Let’s now look at the two main studies supporting the 400 mg ceiling dose of ibuprofen and 10 mg ceiling dose of ketorolac.
In contrast to the usual scenario in which old research = bad research (or a HSSP: High School Science Project), there are papers from 1978 and 1986 looking at the ibuprofen ceiling effect.
The first, by Winter et al. in 1978 looked at 510 post oral surgery patients who had 1 or more extractions, impactions and even a few with alveolectomies. That all sounds pretty painful! They compared five treatments: ibuprofen 400 mg, ibuprofen 800 mg, ASA 650 mg, Darvon 65 mg and placebo. Both ibuprofen groups had similar reduction in pain scores and were better than the other 3 treatment arms. The study was done with pooled data from two separate dentists; in one group 400 mg ibuprofen seemed slightly more effective, while 800 mg seemed slightly more effective in the other. However, there are no data to support any statistically significant difference between ibuprofen groups in the article.

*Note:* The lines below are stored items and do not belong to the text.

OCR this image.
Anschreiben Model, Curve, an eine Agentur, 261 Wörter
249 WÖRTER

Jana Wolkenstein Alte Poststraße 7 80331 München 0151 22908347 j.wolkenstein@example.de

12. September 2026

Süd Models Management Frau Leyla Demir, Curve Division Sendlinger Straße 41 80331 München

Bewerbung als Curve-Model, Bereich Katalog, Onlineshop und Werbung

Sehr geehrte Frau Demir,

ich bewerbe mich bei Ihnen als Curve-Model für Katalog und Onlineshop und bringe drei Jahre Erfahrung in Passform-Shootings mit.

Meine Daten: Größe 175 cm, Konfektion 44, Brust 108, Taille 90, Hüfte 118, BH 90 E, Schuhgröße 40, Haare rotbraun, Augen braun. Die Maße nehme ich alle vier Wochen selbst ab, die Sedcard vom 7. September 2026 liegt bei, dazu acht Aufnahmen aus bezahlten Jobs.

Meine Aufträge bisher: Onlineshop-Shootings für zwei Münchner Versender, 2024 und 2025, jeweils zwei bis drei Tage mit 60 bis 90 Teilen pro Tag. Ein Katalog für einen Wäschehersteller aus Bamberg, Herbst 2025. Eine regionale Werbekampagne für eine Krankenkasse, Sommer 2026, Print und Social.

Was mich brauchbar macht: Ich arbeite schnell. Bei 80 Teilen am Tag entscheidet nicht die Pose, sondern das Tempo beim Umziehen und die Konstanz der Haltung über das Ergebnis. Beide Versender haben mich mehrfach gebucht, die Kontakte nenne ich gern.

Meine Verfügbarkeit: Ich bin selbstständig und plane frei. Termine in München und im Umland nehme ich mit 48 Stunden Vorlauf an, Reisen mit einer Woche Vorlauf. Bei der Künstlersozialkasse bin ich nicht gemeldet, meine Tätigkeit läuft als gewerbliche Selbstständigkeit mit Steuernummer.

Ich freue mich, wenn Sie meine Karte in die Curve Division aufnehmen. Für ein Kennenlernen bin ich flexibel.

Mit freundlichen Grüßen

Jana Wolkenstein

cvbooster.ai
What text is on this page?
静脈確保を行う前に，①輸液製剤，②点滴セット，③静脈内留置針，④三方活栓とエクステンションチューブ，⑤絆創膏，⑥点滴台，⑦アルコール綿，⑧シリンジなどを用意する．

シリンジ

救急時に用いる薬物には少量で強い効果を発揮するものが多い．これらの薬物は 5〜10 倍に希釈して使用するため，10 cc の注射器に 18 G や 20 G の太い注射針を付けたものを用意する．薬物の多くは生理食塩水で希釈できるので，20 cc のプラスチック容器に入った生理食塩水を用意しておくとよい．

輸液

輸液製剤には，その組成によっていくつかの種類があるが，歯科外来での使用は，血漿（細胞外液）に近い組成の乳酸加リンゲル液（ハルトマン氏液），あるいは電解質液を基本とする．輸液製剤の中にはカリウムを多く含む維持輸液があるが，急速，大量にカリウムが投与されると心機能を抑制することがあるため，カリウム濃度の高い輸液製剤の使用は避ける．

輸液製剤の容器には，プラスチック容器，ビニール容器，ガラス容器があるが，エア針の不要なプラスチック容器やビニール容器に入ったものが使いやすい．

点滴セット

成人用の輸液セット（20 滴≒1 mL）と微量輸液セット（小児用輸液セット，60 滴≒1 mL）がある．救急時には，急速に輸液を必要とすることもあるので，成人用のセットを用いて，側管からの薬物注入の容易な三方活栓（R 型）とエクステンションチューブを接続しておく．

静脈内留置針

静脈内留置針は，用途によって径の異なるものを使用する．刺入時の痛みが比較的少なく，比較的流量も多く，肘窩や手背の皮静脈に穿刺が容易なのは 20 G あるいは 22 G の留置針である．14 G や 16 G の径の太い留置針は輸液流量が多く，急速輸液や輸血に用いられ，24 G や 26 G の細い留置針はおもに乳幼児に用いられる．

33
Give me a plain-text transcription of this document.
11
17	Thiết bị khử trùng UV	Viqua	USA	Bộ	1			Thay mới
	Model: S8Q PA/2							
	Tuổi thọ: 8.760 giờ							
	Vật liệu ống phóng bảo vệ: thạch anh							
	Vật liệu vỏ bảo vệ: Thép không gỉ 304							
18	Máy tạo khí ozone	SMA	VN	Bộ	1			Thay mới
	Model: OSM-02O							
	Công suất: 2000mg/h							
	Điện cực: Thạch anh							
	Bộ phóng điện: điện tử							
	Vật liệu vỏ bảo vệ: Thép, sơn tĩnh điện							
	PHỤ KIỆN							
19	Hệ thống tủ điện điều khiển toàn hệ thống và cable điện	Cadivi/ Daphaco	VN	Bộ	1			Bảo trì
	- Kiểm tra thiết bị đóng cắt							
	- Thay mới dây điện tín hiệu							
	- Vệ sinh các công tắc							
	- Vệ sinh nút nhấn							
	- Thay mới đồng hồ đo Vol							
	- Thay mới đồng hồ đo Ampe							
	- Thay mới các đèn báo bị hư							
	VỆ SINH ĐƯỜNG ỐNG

The second article, by Laska et al. in 1986 was a double blind parallel group study with 200 patients post oral surgery compared doses of 400 mg , 600 mg and 800 mg of ibuprofen. There was no evidence of a dose response efficacy difference between 400, 600 and 800 mg.
Considering that dental pain hurts like hell, I’m inclined to believe these studies are sufficiently representative of ED patients with most injuries. *As an aside, learn to do dental blocks, they are invaluable to patients.
With regards to ketorolac, this double blind RCT from Staquet in 1989 compared 10 mg, 30 mg and 90 mg IM ketorolac with placebo in 128 patients with cancer pain. Again, no difference was found between the 3 ketorolac dosing regimens, with all being much superior to placebo.
Other similar studies have been done and show 10 mg is probably the ceiling dose of ketorolac both orally and parenterally.
In part 3 of the NSAID saga, we’ll discuss side effects profiles of various NSAIDs.
- Winter et al. Oral Surg Oral Med Oral Pathol. 1978 Feb;45(2):159-66.
- Laska et al. Clin Pharmacol Ther. 1986 Jul;40(1):1-7.
- Staquet MJ J Clin Pharmacol. 1989 Nov;29(11):1031-6.